Não considero meus textos criativos. Acredito que cada escritor pertence à certa família com poéticas e ritmos de escrita específicos. Quando não gosto de um escritor, em geral não gosto é do sistema de referências literárias a que ele pertence e cuja escrita ele perpetua. Isso me aconteceu durante meu primeiro contato com a Lydia Davis. Li alguns contos, não gostei de nenhum. Porém, achei que o problema estava comigo e não com ela, tentei entender os procedimentos e a visão estética que permeava aquele conjunto de textos e, quando percebi as referências que ela trazia e atualizava na sua obra, pude gostar e aproveitar muito da minha leitura. A minha família é aquela que veio de Tchekhov, Hemingway, Schnitzler, Roth e Vargas Llosa, embora haja braços dela que se estendem por Machado, Cortázar, Mario Levreiro, Camus. Na maior parte dos textos que admiro impera a atmosfera e a análise das motivações dos personagens. Muitas vezes eu tenho uma situação esboçada na cabeça e quero achar o tom para narrá-la. Então eu procuro ler a obra de outros autores cujo tom me parece preciso para o que desejo escrever. Depois de ler, me volto para a página em branco e começo. É como se parte da energia concentrada no texto do outro contaminasse meu texto também. Às vezes, quando não me sinto com ideias, deliberadamente escrevo à moda de determinado escritor a fim de que o ritmo da frase ou da sensibilidade dele me inspire a terminar meu trabalho. Gosto muito desse processo de escrever a partir dos outros e considero todo o texto como um Palimpsesto, um conjunto tecido de diferentes partes, cujo ato do escritor que assina a presente versão é mais o de enovelar, juntar e editar os fios que a literatura e própria linguagem legaram para nós.
O que você acha que mudou no seu processo de escrita ao longo dos anos? O que você diria a si mesmo se pudesse voltar à escrita de seus primeiros textos?
Ótima pergunta. Singela. Quando comecei a escrever, os textos eram mais desabafos e possibilidades de existência que eu não vivia (algo trivial como ter uma relação com a garota por quem eu era apaixonado ou como eu agiria se tivéssemos rompido), esse foi o meu início, um modo de fazer a escrita preencher o que faltava na minha vida.
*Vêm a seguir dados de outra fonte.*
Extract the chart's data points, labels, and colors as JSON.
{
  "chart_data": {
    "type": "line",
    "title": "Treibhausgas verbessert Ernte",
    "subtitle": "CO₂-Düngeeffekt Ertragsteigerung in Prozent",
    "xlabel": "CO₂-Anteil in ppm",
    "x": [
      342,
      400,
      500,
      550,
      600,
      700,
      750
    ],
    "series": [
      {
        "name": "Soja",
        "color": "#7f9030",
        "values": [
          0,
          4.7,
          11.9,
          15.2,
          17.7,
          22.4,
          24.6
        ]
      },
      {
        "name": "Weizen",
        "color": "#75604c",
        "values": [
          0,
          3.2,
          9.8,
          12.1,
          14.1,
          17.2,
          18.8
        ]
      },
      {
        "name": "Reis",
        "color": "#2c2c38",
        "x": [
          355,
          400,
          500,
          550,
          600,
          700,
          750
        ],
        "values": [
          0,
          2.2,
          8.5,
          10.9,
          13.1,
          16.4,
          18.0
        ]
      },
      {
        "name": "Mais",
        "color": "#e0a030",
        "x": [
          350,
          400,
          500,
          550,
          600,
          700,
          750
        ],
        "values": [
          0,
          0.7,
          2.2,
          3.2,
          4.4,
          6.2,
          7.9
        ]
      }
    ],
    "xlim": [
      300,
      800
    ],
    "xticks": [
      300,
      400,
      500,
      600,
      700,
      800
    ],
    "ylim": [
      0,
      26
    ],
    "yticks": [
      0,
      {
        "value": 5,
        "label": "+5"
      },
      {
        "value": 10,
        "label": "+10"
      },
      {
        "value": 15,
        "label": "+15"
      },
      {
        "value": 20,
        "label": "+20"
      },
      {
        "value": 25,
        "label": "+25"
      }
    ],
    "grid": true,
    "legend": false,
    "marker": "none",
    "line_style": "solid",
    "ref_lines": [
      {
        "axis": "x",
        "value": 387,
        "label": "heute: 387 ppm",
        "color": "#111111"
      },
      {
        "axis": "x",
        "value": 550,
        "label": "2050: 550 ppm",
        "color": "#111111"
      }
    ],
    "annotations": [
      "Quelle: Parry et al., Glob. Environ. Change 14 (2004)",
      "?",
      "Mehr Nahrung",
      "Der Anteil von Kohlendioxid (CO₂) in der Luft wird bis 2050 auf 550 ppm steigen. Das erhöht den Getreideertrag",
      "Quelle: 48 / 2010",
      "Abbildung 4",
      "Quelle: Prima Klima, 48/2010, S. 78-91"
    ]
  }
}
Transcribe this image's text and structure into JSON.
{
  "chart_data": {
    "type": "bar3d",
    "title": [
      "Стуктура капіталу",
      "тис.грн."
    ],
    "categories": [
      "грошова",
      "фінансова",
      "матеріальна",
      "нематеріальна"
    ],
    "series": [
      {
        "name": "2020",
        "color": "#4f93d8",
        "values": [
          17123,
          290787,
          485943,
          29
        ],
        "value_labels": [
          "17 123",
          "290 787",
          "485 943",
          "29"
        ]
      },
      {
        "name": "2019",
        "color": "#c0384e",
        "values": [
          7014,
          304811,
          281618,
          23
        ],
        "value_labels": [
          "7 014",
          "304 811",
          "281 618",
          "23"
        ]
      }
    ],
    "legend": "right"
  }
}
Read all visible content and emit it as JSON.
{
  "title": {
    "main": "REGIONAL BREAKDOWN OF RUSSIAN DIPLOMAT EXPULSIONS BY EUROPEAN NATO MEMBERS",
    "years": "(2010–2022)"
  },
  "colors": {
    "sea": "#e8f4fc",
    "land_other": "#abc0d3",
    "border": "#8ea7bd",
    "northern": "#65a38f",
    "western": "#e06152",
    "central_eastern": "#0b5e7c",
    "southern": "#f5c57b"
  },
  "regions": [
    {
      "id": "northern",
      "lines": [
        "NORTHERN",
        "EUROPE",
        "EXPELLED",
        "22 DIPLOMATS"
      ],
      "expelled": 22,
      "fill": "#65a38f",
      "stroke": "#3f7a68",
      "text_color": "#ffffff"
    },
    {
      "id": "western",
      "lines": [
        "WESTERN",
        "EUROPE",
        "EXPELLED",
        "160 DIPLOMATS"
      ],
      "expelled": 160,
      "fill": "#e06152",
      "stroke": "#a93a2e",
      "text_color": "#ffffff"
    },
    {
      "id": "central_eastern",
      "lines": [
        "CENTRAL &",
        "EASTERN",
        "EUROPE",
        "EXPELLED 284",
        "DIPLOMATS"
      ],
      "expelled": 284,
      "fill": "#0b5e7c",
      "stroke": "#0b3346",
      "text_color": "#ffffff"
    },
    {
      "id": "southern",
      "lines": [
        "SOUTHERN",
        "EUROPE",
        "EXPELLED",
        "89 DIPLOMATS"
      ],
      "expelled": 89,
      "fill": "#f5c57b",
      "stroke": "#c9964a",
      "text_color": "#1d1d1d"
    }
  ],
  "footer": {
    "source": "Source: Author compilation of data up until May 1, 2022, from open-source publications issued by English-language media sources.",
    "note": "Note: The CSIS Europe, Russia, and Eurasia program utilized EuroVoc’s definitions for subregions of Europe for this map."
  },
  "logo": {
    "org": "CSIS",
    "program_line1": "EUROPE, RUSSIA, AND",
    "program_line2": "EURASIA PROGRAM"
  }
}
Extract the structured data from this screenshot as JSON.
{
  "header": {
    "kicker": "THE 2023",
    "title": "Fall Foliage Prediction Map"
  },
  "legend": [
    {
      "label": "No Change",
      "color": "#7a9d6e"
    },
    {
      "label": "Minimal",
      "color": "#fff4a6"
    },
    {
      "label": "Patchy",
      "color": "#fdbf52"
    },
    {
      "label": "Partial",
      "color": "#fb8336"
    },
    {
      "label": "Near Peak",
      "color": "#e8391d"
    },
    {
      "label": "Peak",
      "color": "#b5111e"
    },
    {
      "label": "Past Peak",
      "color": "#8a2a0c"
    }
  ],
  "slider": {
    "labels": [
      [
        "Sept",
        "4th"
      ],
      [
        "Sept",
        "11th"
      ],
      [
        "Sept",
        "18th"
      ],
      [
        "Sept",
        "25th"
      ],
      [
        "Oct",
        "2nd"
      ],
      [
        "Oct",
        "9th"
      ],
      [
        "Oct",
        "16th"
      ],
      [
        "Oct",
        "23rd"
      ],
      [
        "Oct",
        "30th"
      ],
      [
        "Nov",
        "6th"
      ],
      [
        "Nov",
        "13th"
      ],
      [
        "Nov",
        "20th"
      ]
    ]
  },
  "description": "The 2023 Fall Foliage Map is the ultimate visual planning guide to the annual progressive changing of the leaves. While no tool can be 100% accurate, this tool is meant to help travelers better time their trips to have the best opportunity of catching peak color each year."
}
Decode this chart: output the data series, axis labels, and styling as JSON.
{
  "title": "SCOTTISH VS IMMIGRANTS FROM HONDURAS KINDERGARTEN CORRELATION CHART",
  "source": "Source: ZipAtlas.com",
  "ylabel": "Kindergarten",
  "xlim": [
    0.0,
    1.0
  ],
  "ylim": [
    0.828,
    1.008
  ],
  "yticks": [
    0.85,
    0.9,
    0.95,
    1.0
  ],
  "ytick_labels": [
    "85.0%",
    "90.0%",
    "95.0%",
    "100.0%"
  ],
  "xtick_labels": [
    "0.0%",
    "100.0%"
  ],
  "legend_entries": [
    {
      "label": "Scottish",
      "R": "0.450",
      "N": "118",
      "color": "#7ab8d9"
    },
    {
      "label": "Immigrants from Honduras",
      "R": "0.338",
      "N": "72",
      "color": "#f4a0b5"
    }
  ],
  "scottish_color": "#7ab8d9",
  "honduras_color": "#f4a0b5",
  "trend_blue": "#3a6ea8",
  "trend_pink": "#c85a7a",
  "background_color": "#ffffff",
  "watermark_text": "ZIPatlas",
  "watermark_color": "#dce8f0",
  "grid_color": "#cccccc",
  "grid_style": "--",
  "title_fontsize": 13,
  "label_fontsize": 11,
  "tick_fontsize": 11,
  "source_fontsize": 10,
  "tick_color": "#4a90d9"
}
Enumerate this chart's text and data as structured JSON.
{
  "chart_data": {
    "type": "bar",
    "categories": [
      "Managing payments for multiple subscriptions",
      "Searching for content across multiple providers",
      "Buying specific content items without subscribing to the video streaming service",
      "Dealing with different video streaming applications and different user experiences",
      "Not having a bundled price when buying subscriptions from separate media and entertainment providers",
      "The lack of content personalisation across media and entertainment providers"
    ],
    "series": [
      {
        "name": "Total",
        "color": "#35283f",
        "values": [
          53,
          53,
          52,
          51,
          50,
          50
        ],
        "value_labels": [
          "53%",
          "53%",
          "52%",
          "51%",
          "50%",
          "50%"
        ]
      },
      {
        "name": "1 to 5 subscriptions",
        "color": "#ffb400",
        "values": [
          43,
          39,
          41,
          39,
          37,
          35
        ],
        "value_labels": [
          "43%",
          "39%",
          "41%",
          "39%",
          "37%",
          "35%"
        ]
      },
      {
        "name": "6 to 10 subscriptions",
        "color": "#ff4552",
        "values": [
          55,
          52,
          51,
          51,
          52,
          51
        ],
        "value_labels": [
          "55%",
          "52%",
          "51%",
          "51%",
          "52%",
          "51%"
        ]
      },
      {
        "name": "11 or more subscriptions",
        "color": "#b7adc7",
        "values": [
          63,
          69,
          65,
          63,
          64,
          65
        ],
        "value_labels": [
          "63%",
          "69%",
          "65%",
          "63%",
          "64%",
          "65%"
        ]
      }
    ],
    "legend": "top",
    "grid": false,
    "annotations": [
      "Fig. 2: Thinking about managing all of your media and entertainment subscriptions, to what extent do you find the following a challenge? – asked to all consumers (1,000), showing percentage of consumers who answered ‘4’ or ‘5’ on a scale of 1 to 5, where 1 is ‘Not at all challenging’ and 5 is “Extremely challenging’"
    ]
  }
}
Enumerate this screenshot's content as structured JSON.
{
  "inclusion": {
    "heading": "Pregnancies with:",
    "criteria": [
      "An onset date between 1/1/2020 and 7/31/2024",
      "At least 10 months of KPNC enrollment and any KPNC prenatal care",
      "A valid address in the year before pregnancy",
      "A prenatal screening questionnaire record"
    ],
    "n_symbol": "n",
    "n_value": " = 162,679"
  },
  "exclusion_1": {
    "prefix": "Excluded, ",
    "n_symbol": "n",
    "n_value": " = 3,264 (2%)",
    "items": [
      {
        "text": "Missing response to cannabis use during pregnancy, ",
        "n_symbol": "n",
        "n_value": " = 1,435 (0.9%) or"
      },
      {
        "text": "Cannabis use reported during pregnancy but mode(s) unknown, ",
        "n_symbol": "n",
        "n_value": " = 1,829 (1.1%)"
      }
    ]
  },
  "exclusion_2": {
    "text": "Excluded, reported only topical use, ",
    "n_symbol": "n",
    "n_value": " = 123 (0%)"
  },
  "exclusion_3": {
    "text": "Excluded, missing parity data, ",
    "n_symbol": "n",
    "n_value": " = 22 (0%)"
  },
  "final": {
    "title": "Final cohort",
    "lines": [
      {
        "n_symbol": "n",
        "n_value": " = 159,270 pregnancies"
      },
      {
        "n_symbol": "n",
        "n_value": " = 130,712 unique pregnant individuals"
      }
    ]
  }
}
Depois comecei a me preocupar com a trama (eu lia muito os latino-americanos e me parecia que para escrever as histórias deveriam ser muito inventivas sempre). Isso foi uma época terrível. Imagina a dificuldade de escrever uma história e ainda mais querer que ela seja cheia de truques e reviravoltas. Foi uma época em que escrevi muito pouco, me senti muito impotente e da qual não guardo saudades. Quem me aliviou de muito sofrimento foi o escritor Assis Brasil. Quando eu fiz a oficina dele, tomei contato com uma concepção de texto que sempre parte do personagem e do seu conflito interior (o Assis chama esse conflito de Questão Essencial). Pensar em um personagem que tenha uma questão essencial é um movimento de empatia, humildade em relação ao ser humano. Com o tempo, eu percebi que poderia escrever sem recorrer a tramas mirabolantes, o texto poderia ser mais simples, chão e cálido. Isso me mostrou também como meus escritores preferidos (Tchekhov, Hemingway, Schnitzler etc.) escreviam de um modo simples dando ênfase não ao autor ou ao narrador, mas ao personagem. Foi um momento iluminador e me deu coragem de prosseguir escrevendo. Se eu voltasse no tempo, diria para minha versão jovem para pensar a respeito de um personagem cujo drama lhe (me?) parecesse relevante; tentar pensar a respeito dessa questão essencial que singulariza o personagem e tentar colocar o personagem em uma situação na qual essa questão aflorasse (o Assis acredita que a Questão Essencial e o Conflito da História são coisas diferentes. Para ele o personagem tem essa questão e, a partir do contato dele com o espaço e os demais personagens, surge o conflito ou os conflitos a história. Acho uma teoria inteligente, embora às vezes eu tenha minhas dúvidas). Eu me incentivaria a escrever com clareza, limpidez, mas sempre sacrificando o estilo em função do personagem. É o personagem que deve brilhar e não o autor. A partir desses conselhos, eu me incentivaria a escrever bastante.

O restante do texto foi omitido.